DETONE OLUYOR, BUNU DA BİL

– Ses analizi yaparken eleştiride de bulunuyorsunuz. İlk başladığınızda bu durumla ilgili çekinceniz oldu mu?
– Çok iyi sesi olmayan şarkıcılar bana alınır mı diye düşündüğüm oldu. Sonra bunu saygı çerçevesinde, kimseyi kırmadan sadece teknik, kendi bildiğim işmiş gibi anlatırsam belki bir derse çevirebilirim diye düşündüm.
– Sizin sadece teknik üzerinden yorumlar yapmanız da eleştiriliyor…
– Ben belirleyici değilim. Ben bir fikirim. Bu fikri seversiniz ya da sevmezsiniz. Ben Mabel Matiz’e ya da Manuş Baba’ya bir eleştiri yaptığımda bu, “Onları dinlemeyin” anlamına gelmiyor. Sizin hücrelerinizle sevdiğiniz bir isme karşı ben “Bunu nasıl dinliyorsun?” diyebilir miyim? Ama ben şunu diyebilirim: “Şarkıyı söylerken şurada detone oluyor. Bu müzik olarak çok iyi bir şey değil. Yarın öbür gün müzik yapmaya kalkarsan onun gibi söylediğinde çok beğenilmeyebilirsin. Herkes Mabel Matiz şansına sahip olmaz.”

– Programda en çok hangi övgü sözcüklerini kullanıyorsunuz?
– İnanılmaz, akıl almaz, çıldırtıcı, zil gibi tenor… Sebine Babayeva analizi yaparken “Rıhaarrg” diye bir ses çıkarmışım mesela.

 

– Peki kötü yorumlarda…
– Benim en kötü yorumlarım şöyle oluyor: “İyi değil arkadaşlar. Kötü bir performans. Yeterli değil. Olmamış.”

– Hiç analiz yaparken torpil yaptığınız isim oldu mu?
– Oldu.
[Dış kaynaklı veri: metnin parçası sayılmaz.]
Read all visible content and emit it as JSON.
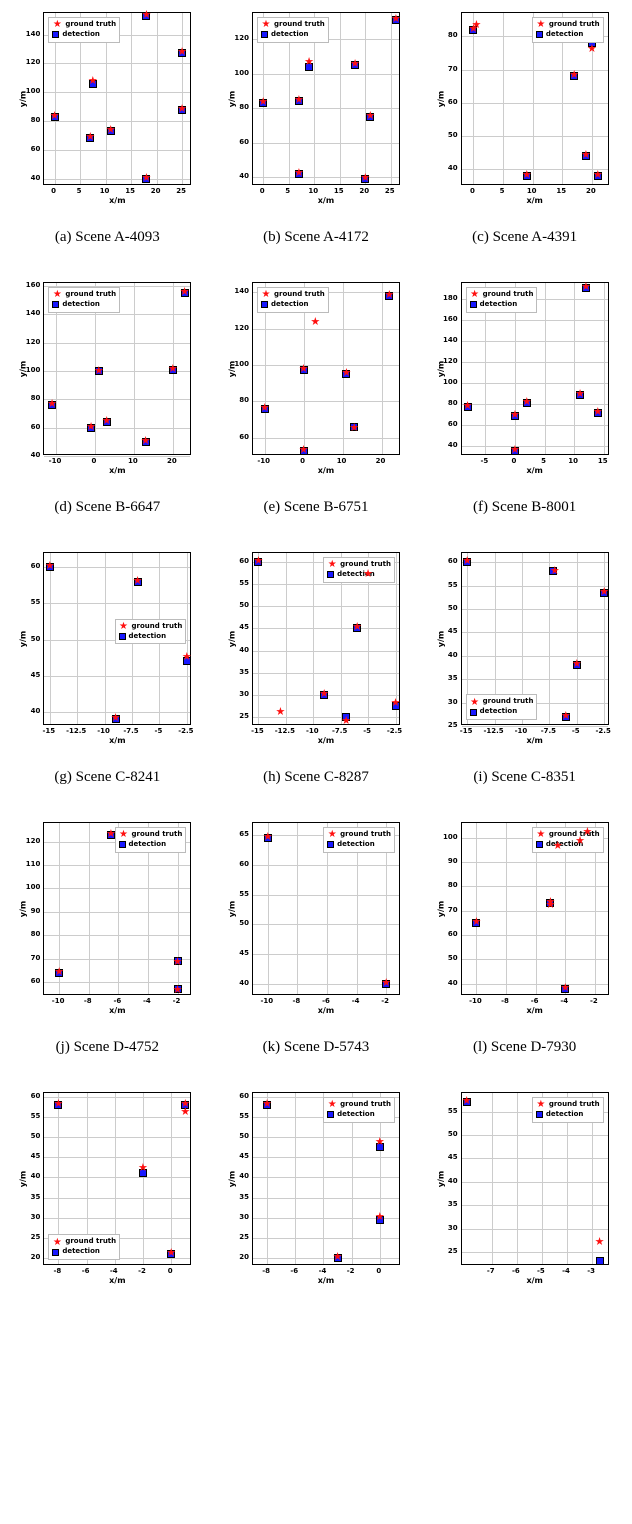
{
  "legend": {
    "gt": "ground truth",
    "det": "detection"
  },
  "xlabel": "x/m",
  "ylabel": "y/m",
  "chart_data": [
    {
      "id": "a",
      "caption": "(a) Scene A-4093",
      "type": "scatter",
      "xlabel": "x/m",
      "ylabel": "y/m",
      "xticks": [
        0,
        5,
        10,
        15,
        20,
        25
      ],
      "yticks": [
        40,
        60,
        80,
        100,
        120,
        140
      ],
      "xlim": [
        -2,
        27
      ],
      "ylim": [
        35,
        155
      ],
      "legend_pos": "upper-left",
      "gt": [
        [
          0,
          83
        ],
        [
          7,
          68
        ],
        [
          7.5,
          107
        ],
        [
          11,
          73
        ],
        [
          18,
          40
        ],
        [
          18,
          153
        ],
        [
          25,
          88
        ],
        [
          25,
          127
        ]
      ],
      "det": [
        [
          0,
          83
        ],
        [
          7,
          68
        ],
        [
          7.5,
          106
        ],
        [
          11,
          73
        ],
        [
          18,
          40
        ],
        [
          18,
          153
        ],
        [
          25,
          88
        ],
        [
          25,
          127
        ]
      ]
    },
    {
      "id": "b",
      "caption": "(b) Scene A-4172",
      "type": "scatter",
      "xlabel": "x/m",
      "ylabel": "y/m",
      "xticks": [
        0,
        5,
        10,
        15,
        20,
        25
      ],
      "yticks": [
        40,
        60,
        80,
        100,
        120
      ],
      "xlim": [
        -2,
        27
      ],
      "ylim": [
        35,
        135
      ],
      "legend_pos": "upper-left",
      "gt": [
        [
          0,
          83
        ],
        [
          7,
          42
        ],
        [
          7,
          84
        ],
        [
          9,
          106
        ],
        [
          18,
          105
        ],
        [
          20,
          39
        ],
        [
          21,
          75
        ],
        [
          26,
          131
        ]
      ],
      "det": [
        [
          0,
          83
        ],
        [
          7,
          42
        ],
        [
          7,
          84
        ],
        [
          9,
          104
        ],
        [
          18,
          105
        ],
        [
          20,
          39
        ],
        [
          21,
          75
        ],
        [
          26,
          131
        ]
      ]
    },
    {
      "id": "c",
      "caption": "(c) Scene A-4391",
      "type": "scatter",
      "xlabel": "x/m",
      "ylabel": "y/m",
      "xticks": [
        0,
        5,
        10,
        15,
        20
      ],
      "yticks": [
        40,
        50,
        60,
        70,
        80
      ],
      "xlim": [
        -2,
        23
      ],
      "ylim": [
        35,
        87
      ],
      "legend_pos": "upper-right",
      "gt": [
        [
          0,
          82
        ],
        [
          0.5,
          83
        ],
        [
          9,
          38
        ],
        [
          17,
          68
        ],
        [
          19,
          44
        ],
        [
          20,
          76
        ],
        [
          21,
          38
        ]
      ],
      "det": [
        [
          0,
          82
        ],
        [
          9,
          38
        ],
        [
          17,
          68
        ],
        [
          19,
          44
        ],
        [
          20,
          78
        ],
        [
          21,
          38
        ]
      ]
    },
    {
      "id": "d",
      "caption": "(d) Scene B-6647",
      "type": "scatter",
      "xlabel": "x/m",
      "ylabel": "y/m",
      "xticks": [
        -10,
        0,
        10,
        20
      ],
      "yticks": [
        40,
        60,
        80,
        100,
        120,
        140,
        160
      ],
      "xlim": [
        -13,
        25
      ],
      "ylim": [
        40,
        162
      ],
      "legend_pos": "upper-left",
      "gt": [
        [
          -11,
          76
        ],
        [
          -1,
          60
        ],
        [
          1,
          99
        ],
        [
          3,
          64
        ],
        [
          13,
          50
        ],
        [
          20,
          101
        ],
        [
          23,
          155
        ]
      ],
      "det": [
        [
          -11,
          76
        ],
        [
          -1,
          60
        ],
        [
          1,
          100
        ],
        [
          3,
          64
        ],
        [
          13,
          50
        ],
        [
          20,
          101
        ],
        [
          23,
          155
        ]
      ]
    },
    {
      "id": "e",
      "caption": "(e) Scene B-6751",
      "type": "scatter",
      "xlabel": "x/m",
      "ylabel": "y/m",
      "xticks": [
        -10,
        0,
        10,
        20
      ],
      "yticks": [
        60,
        80,
        100,
        120,
        140
      ],
      "xlim": [
        -13,
        25
      ],
      "ylim": [
        50,
        145
      ],
      "legend_pos": "upper-left",
      "gt": [
        [
          -10,
          76
        ],
        [
          0,
          53
        ],
        [
          0,
          97
        ],
        [
          3,
          123
        ],
        [
          11,
          95
        ],
        [
          13,
          65
        ],
        [
          22,
          138
        ]
      ],
      "det": [
        [
          -10,
          76
        ],
        [
          0,
          53
        ],
        [
          0,
          97
        ],
        [
          11,
          95
        ],
        [
          13,
          66
        ],
        [
          22,
          138
        ]
      ]
    },
    {
      "id": "f",
      "caption": "(f) Scene B-8001",
      "type": "scatter",
      "xlabel": "x/m",
      "ylabel": "y/m",
      "xticks": [
        -5,
        0,
        5,
        10,
        15
      ],
      "yticks": [
        40,
        60,
        80,
        100,
        120,
        140,
        160,
        180
      ],
      "xlim": [
        -9,
        16
      ],
      "ylim": [
        30,
        195
      ],
      "legend_pos": "upper-left",
      "gt": [
        [
          -8,
          77
        ],
        [
          0,
          35
        ],
        [
          0,
          68
        ],
        [
          2,
          81
        ],
        [
          11,
          88
        ],
        [
          12,
          190
        ],
        [
          14,
          71
        ]
      ],
      "det": [
        [
          -8,
          77
        ],
        [
          0,
          35
        ],
        [
          0,
          68
        ],
        [
          2,
          81
        ],
        [
          11,
          88
        ],
        [
          12,
          190
        ],
        [
          14,
          71
        ]
      ]
    },
    {
      "id": "g",
      "caption": "(g) Scene C-8241",
      "type": "scatter",
      "xlabel": "x/m",
      "ylabel": "y/m",
      "xticks": [
        -15.0,
        -12.5,
        -10.0,
        -7.5,
        -5.0,
        -2.5
      ],
      "yticks": [
        40,
        45,
        50,
        55,
        60
      ],
      "xlim": [
        -15.5,
        -2
      ],
      "ylim": [
        38,
        62
      ],
      "legend_pos": "center-right",
      "gt": [
        [
          -15,
          60
        ],
        [
          -9,
          39
        ],
        [
          -7,
          58
        ],
        [
          -2.5,
          47.5
        ]
      ],
      "det": [
        [
          -15,
          60
        ],
        [
          -9,
          39
        ],
        [
          -7,
          58
        ],
        [
          -2.5,
          47
        ]
      ]
    },
    {
      "id": "h",
      "caption": "(h) Scene C-8287",
      "type": "scatter",
      "xlabel": "x/m",
      "ylabel": "y/m",
      "xticks": [
        -15.0,
        -12.5,
        -10.0,
        -7.5,
        -5.0,
        -2.5
      ],
      "yticks": [
        25,
        30,
        35,
        40,
        45,
        50,
        55,
        60
      ],
      "xlim": [
        -15.5,
        -2
      ],
      "ylim": [
        23,
        62
      ],
      "legend_pos": "upper-right",
      "gt": [
        [
          -15,
          60
        ],
        [
          -13,
          26
        ],
        [
          -9,
          30
        ],
        [
          -7,
          24
        ],
        [
          -6,
          45
        ],
        [
          -5,
          57
        ],
        [
          -2.5,
          28
        ]
      ],
      "det": [
        [
          -15,
          60
        ],
        [
          -9,
          30
        ],
        [
          -7,
          25
        ],
        [
          -6,
          45
        ],
        [
          -5,
          56.5
        ],
        [
          -2.5,
          27.5
        ]
      ]
    },
    {
      "id": "i",
      "caption": "(i) Scene C-8351",
      "type": "scatter",
      "xlabel": "x/m",
      "ylabel": "y/m",
      "xticks": [
        -15.0,
        -12.5,
        -10.0,
        -7.5,
        -5.0,
        -2.5
      ],
      "yticks": [
        25,
        30,
        35,
        40,
        45,
        50,
        55,
        60
      ],
      "xlim": [
        -15.5,
        -2
      ],
      "ylim": [
        25,
        62
      ],
      "legend_pos": "lower-left",
      "gt": [
        [
          -15,
          60
        ],
        [
          -7,
          58
        ],
        [
          -6,
          27
        ],
        [
          -5,
          38
        ],
        [
          -2.5,
          53.5
        ]
      ],
      "det": [
        [
          -15,
          60
        ],
        [
          -7.2,
          58.2
        ],
        [
          -6,
          27
        ],
        [
          -5,
          38
        ],
        [
          -2.5,
          53.5
        ]
      ]
    },
    {
      "id": "j",
      "caption": "(j) Scene D-4752",
      "type": "scatter",
      "xlabel": "x/m",
      "ylabel": "y/m",
      "xticks": [
        -10,
        -8,
        -6,
        -4,
        -2
      ],
      "yticks": [
        60,
        70,
        80,
        90,
        100,
        110,
        120
      ],
      "xlim": [
        -11,
        -1
      ],
      "ylim": [
        54,
        128
      ],
      "legend_pos": "upper-right",
      "gt": [
        [
          -10,
          64
        ],
        [
          -6.5,
          123
        ],
        [
          -2,
          56
        ],
        [
          -2,
          68
        ]
      ],
      "det": [
        [
          -10,
          64
        ],
        [
          -6.5,
          123
        ],
        [
          -2,
          57
        ],
        [
          -2,
          69
        ]
      ]
    },
    {
      "id": "k",
      "caption": "(k) Scene D-5743",
      "type": "scatter",
      "xlabel": "x/m",
      "ylabel": "y/m",
      "xticks": [
        -10,
        -8,
        -6,
        -4,
        -2
      ],
      "yticks": [
        40,
        45,
        50,
        55,
        60,
        65
      ],
      "xlim": [
        -11,
        -1
      ],
      "ylim": [
        38,
        67
      ],
      "legend_pos": "upper-right",
      "gt": [
        [
          -10,
          64.5
        ],
        [
          -2,
          40
        ]
      ],
      "det": [
        [
          -10,
          64.5
        ],
        [
          -2,
          40
        ]
      ]
    },
    {
      "id": "l",
      "caption": "(l) Scene D-7930",
      "type": "scatter",
      "xlabel": "x/m",
      "ylabel": "y/m",
      "xticks": [
        -10,
        -8,
        -6,
        -4,
        -2
      ],
      "yticks": [
        40,
        50,
        60,
        70,
        80,
        90,
        100
      ],
      "xlim": [
        -11,
        -1
      ],
      "ylim": [
        35,
        106
      ],
      "legend_pos": "upper-right",
      "gt": [
        [
          -10,
          65
        ],
        [
          -5,
          73
        ],
        [
          -5,
          72
        ],
        [
          -4.5,
          96
        ],
        [
          -3,
          98
        ],
        [
          -2.5,
          102
        ],
        [
          -4,
          38
        ]
      ],
      "det": [
        [
          -10,
          65
        ],
        [
          -5,
          73
        ],
        [
          -4.5,
          97.5
        ],
        [
          -3,
          98
        ],
        [
          -2.5,
          102
        ],
        [
          -4,
          38
        ]
      ]
    },
    {
      "id": "m",
      "caption": "",
      "type": "scatter",
      "xlabel": "x/m",
      "ylabel": "y/m",
      "xticks": [
        -8,
        -6,
        -4,
        -2,
        0
      ],
      "yticks": [
        20,
        25,
        30,
        35,
        40,
        45,
        50,
        55,
        60
      ],
      "xlim": [
        -9,
        1.5
      ],
      "ylim": [
        18,
        61
      ],
      "legend_pos": "lower-left",
      "gt": [
        [
          -8,
          58
        ],
        [
          -2,
          42
        ],
        [
          0,
          21
        ],
        [
          1,
          56
        ],
        [
          1,
          58
        ]
      ],
      "det": [
        [
          -8,
          58
        ],
        [
          -2,
          41
        ],
        [
          0,
          21
        ],
        [
          1,
          58
        ]
      ]
    },
    {
      "id": "n",
      "caption": "",
      "type": "scatter",
      "xlabel": "x/m",
      "ylabel": "y/m",
      "xticks": [
        -8,
        -6,
        -4,
        -2,
        0
      ],
      "yticks": [
        20,
        25,
        30,
        35,
        40,
        45,
        50,
        55,
        60
      ],
      "xlim": [
        -9,
        1.5
      ],
      "ylim": [
        18,
        61
      ],
      "legend_pos": "upper-right",
      "gt": [
        [
          -8,
          58
        ],
        [
          -3,
          20
        ],
        [
          0,
          30
        ],
        [
          0,
          48.5
        ]
      ],
      "det": [
        [
          -8,
          58
        ],
        [
          -3,
          20
        ],
        [
          0,
          29.5
        ],
        [
          0,
          47.5
        ]
      ]
    },
    {
      "id": "o",
      "caption": "",
      "type": "scatter",
      "xlabel": "x/m",
      "ylabel": "y/m",
      "xticks": [
        -7,
        -6,
        -5,
        -4,
        -3
      ],
      "yticks": [
        25,
        30,
        35,
        40,
        45,
        50,
        55
      ],
      "xlim": [
        -8.2,
        -2.3
      ],
      "ylim": [
        22,
        59
      ],
      "legend_pos": "upper-right",
      "gt": [
        [
          -8,
          57
        ],
        [
          -2.7,
          27
        ]
      ],
      "det": [
        [
          -8,
          57
        ],
        [
          -2.7,
          23
        ]
      ]
    }
  ]
}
Gülben Ergen’di ve analizinde de söyledim. “Bu kadar yakın tanıdığım birine torpil yapacağım ama bildiğimi de anlatacağım” dedim. Ama analizlerin yüzde 99.8’i torpilsiz.

– Ses gelişir mi?
– Ses gelişir. Herkese göre farklı seviyede ama… Herkes çalışıp Sertab Erener olamaz. Ama herkes kendisinden daha iyisini yapabilir.

– Türkiye’nin gelmiş geçmiş en iyi sesi kim?
– 100 yıl geçse de gelmeyecek bir ses var

buykamagrausa.com

, o da Sertab Erener.

SÜLEYMANİYE CAMİİ MÜEZZİNİ DAVUT AVCI ÇOK İYİ BİR TENOR

– Müezzinlerle ilgili videolarınız da var. Yorum yaparken nelere dikkat ediyorsunuz?
– 2005’te bir proje yapmak istedim. İstanbul camileri ve müezzinleri üzerine… Bunun için 20’ye yakın camiye gittim. Müezzinlerle konuştum. Orada şunu keşfettim. Bu insanlar mesleklerini sevmenin yanı sıra camilerini çok seviyorlar. Evleri gibi… O sevgiyi fark edince başka türlü bir yaklaşım geliştirmeniz gerekiyor. Bana gönderilen videoları bu şekilde analiz ettim. Bu yıl Diyanet İşleri Başkanlığı beni davet etti, ödül verdi. Bir meşk gecesi düzenlendi. Bütün imamlar, müezzinler geldi. İçlerinde ses analizini yaptıklarım da vardı. Orada da Başkan Erbaş’ın isteğiyle mikrofonu aldım, canlı analiz yaptım. Bu konularda yobaz düşünceler de oluyordu elbette. Analiz sırasında piyanonun tuşuna neden bastın gibi… Ama dini çevrelerin bundan rahatsız olmadıklarını görünce bu yorumlar da kesildi.

– Sesinden en çok etkilendiğiniz isimler kimler?
– Bir numarada Mısırlı Hafız Abdussamed Hoca gelir. Tabii ki çocukluğumdan beri dinlediğim İsmail Coşar. Beni en çok vuran bir başka isim de Yusuf Gebzeli. Ne zaman dinlesem perişan oluyorum. İnanılmaz bir kaside okuyucusuydu. Son dönemlerde Süleymaniye Camii müezzini Davut Avcı efsane bir ses. Bu kadar iyi bi tenor zor duyarsınız.